Indy’s last crusade?

NICOLA Sturgeon wasn’t beyond the the meaningless PR stunt. She was pictured pulling the teeth from an extinct beast, a stuffed T Rex, although on reflection perhaps it was a visual comment on how she viewed the challenge from Salmond.

In another she was shot gazing through binoculars, no doubt viewing the distant prospect of indyref 2. Independence can’t even be spotted from space.

She was largely untouched by her opponents throughout, although she did have a “riddy” on national TV, not about the lack of a currency plan or the hard border in the Solway Firth, but after a spot of campaigning on that one day of sun that pan stick couldn’t cover.

Not Patrick’s day

THE SNP’s gardening section, the Greens, had a good one, largely because SNP voters who didn’t think Sturgeon was committed enough to the referendum couldn’t thole voting for Eck, grasped the organic option and went for them on the peach list ballot form.

Patrick Harvie, co-leader of the Greens, staged his own stunt at a wildlife rescue centre and got down in the dirt with a fox which tried chewing on his left ear.

It’s nice when surrogates do to them what they do to us.
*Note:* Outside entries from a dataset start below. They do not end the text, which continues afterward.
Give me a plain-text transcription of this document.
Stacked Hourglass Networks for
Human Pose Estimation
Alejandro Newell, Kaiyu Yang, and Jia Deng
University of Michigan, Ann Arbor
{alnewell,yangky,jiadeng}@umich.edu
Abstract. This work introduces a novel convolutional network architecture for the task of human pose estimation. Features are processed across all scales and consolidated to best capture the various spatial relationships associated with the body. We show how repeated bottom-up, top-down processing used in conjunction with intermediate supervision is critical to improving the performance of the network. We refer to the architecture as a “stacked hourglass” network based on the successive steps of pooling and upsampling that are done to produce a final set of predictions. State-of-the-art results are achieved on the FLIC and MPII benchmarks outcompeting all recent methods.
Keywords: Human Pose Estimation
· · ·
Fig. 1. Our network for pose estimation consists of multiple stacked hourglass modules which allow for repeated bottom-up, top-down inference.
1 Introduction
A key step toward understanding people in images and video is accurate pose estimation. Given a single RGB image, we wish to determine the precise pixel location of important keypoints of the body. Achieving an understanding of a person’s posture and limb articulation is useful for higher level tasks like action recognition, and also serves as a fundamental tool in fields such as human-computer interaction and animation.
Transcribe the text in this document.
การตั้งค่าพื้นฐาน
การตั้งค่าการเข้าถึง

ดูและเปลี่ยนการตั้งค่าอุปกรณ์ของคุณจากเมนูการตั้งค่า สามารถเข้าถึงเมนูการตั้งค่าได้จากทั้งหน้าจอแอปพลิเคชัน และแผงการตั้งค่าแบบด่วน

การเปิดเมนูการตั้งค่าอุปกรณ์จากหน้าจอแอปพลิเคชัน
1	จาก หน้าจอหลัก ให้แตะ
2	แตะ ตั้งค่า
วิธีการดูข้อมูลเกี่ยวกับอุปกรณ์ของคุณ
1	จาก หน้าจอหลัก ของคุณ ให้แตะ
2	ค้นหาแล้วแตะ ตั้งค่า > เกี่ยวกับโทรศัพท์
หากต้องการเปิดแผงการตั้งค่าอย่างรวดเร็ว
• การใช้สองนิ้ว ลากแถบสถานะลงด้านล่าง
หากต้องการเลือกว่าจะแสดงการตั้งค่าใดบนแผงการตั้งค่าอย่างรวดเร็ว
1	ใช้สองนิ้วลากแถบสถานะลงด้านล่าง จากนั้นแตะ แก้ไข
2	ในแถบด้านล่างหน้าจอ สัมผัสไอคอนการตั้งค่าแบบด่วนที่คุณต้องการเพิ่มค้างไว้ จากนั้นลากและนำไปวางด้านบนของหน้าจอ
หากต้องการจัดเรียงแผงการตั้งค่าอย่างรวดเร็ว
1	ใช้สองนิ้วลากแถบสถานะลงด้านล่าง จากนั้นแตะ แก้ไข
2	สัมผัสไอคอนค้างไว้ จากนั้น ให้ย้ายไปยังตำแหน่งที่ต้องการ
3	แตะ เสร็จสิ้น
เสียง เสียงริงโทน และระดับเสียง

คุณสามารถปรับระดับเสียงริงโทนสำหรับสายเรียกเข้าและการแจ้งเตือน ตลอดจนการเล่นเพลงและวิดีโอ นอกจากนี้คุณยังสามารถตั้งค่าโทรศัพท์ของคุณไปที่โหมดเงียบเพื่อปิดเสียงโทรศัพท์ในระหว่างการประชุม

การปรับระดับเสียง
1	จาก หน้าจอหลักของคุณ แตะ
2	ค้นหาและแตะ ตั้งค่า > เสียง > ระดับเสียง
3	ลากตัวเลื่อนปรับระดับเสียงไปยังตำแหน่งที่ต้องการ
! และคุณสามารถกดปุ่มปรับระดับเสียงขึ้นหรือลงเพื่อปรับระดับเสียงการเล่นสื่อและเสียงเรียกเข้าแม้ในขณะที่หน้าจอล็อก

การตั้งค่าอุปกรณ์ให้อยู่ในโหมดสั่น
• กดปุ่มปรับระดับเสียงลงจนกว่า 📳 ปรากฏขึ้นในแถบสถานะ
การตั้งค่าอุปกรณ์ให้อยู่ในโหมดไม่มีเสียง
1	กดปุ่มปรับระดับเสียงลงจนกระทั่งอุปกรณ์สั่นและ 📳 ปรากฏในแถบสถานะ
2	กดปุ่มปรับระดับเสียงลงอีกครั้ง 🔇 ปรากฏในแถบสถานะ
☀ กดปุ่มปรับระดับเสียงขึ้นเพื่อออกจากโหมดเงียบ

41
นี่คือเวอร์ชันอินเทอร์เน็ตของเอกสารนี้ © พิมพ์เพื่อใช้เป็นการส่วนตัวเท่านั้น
But someone should tell Patrick that it’s only humans who can vote although, in the wholly unfeasible event of the Greens gaining power, who knows? Nothing succeeds like failure, at least if you’re Willie Rennie. He’s been leading the Scottish Liberal Democrats for 10 years, deeper into the wilderness, only to pop up in election campaigns, like a meerkat in the savannah, with even more ridiculous stunts completely unhinged from policies.

Poor Willie

THIS time it’s all been about size. There he was, Wee Willie Winkie, waving to the cameras from an enormous yellow deckchair on the shingle of the Forth with the rail bridge in the background. What did it mean, apart from look at me? Was it a comment on the shrunken nature of politicians? No, it was about Willie.

Then he posed with giant letters, and numbers 1, 2 and 3 – well, he won’t be any of them – and an outsize Connect 4 game, where he dropped large coloured disks into the 42 empty spaces, perhaps representing each day’s discarded policy, like scrapping tuition fees?

But at least he could manage that. He staged the stunt with the mammoth chessboard and the game pieces he led with black, when anyone who has played chess knows you start with white.

Of course, there is the possibility that these weren’t mammoth props but that Willie is suffering from some malignant variant of the shrivelling disease sarcopenia and is actually the uncredible shrinking man. Can someone check?

That was the pandemic election that was. Played out on social media and through TV screens.

The participants unwittingly and occasionally stumbled over real voters, more often tripped themselves in front of the reporters and TV crews they had summoned, but they moved on as if nothing had happened. And perhaps it hadn’t?